In search of a solution, I called the queen of boredom: tech journalist and podcaster Manoush Zomorodi. Ten years ago, her public radio audio project Bored and Brilliant challenged people to see if getting bored made them more creative, using small experiments that pushed them to rely less on their phones. It was a hit: 20,000 listeners took part, including me. Zomorodi wrote a book, and has been reporting on technology’s effect on us since. I wanted to know how she inhabits boredom now.
“I think I’ve crossed over to the other side!” she declared. “I realised I can’t come up with good ideas if I live always switched on. My career depends on me not constantly being in touch.”
Zomorodi told me that she’s interviewed so many scientists that she knows what’s happening physiologically now when she switches off, and can feel her brain click over to being more present. “I tell myself, I’m just a lump of flesh. There are a lot of electrical impulses, and I can be very easily manipulated. These first 10 minutes of my walk are going to suck. But I know the payoff is there. It’s soguaranteed that that is when I have my big ideas.”
So should we think differently about discomfort? I ask her.
She said that recently, the war in Gaza came up in her home. Her son told her to “read the room, mom!” It was uncomfortable, and he didn’t want to talk about it. But she insisted they did. “We live in a society where people are constantly saying ‘you’re making me uncomfortable’ and that’s considered unacceptable,” she told me. “But uncomfortable things are worth talking about, and uncomfortable feelings can be worth feeling.”

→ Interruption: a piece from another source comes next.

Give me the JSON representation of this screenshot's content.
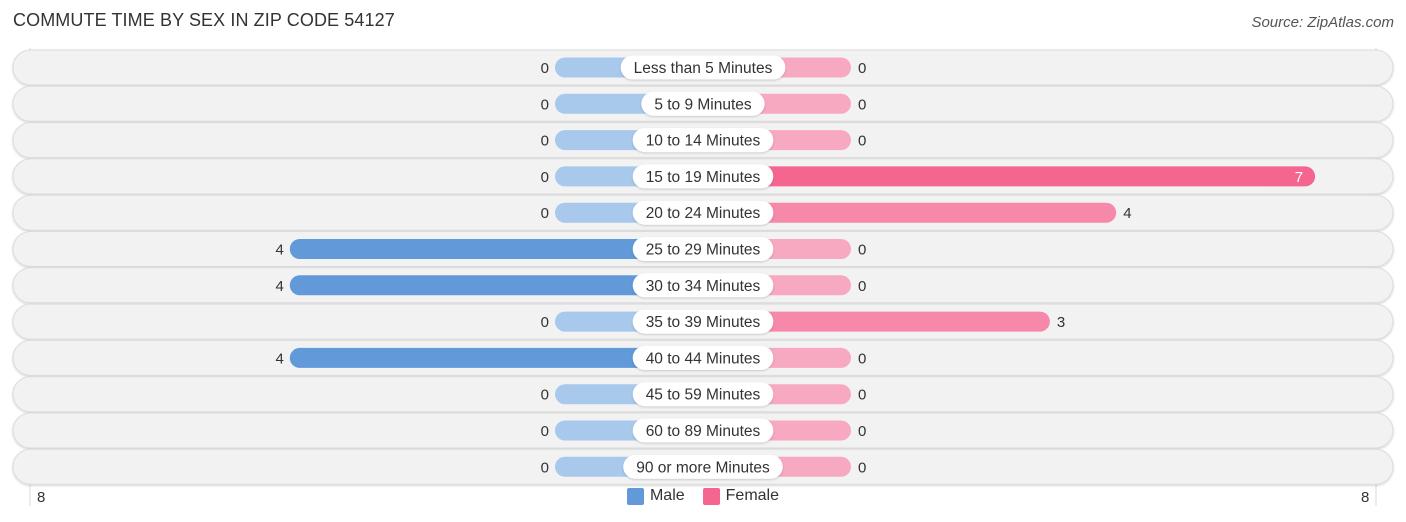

Her other tip is based on her newest audio experiment, Body Electric, on Ted Radio Hour: “I have the answer. Go for a walk every hour or half hour, with nothing attached to you. Plain. It’s just that easy, and that hard.”
Next week, I plan to take Zomorodi and Burkeman’s permission to be bored: unconstrain my time, and sit in it. I won’t give it a name (meditate!), or make arbitrary limits (no screens at night, forever!). I’ll decide the things I want to pay attention to (a book, a walk, a drawing), trust my fallible silly human brain, accept the discomfort of the first 10 minutes, and remember that inevitably, it always starts to feel creative and good.
You should try it, too, and let me know.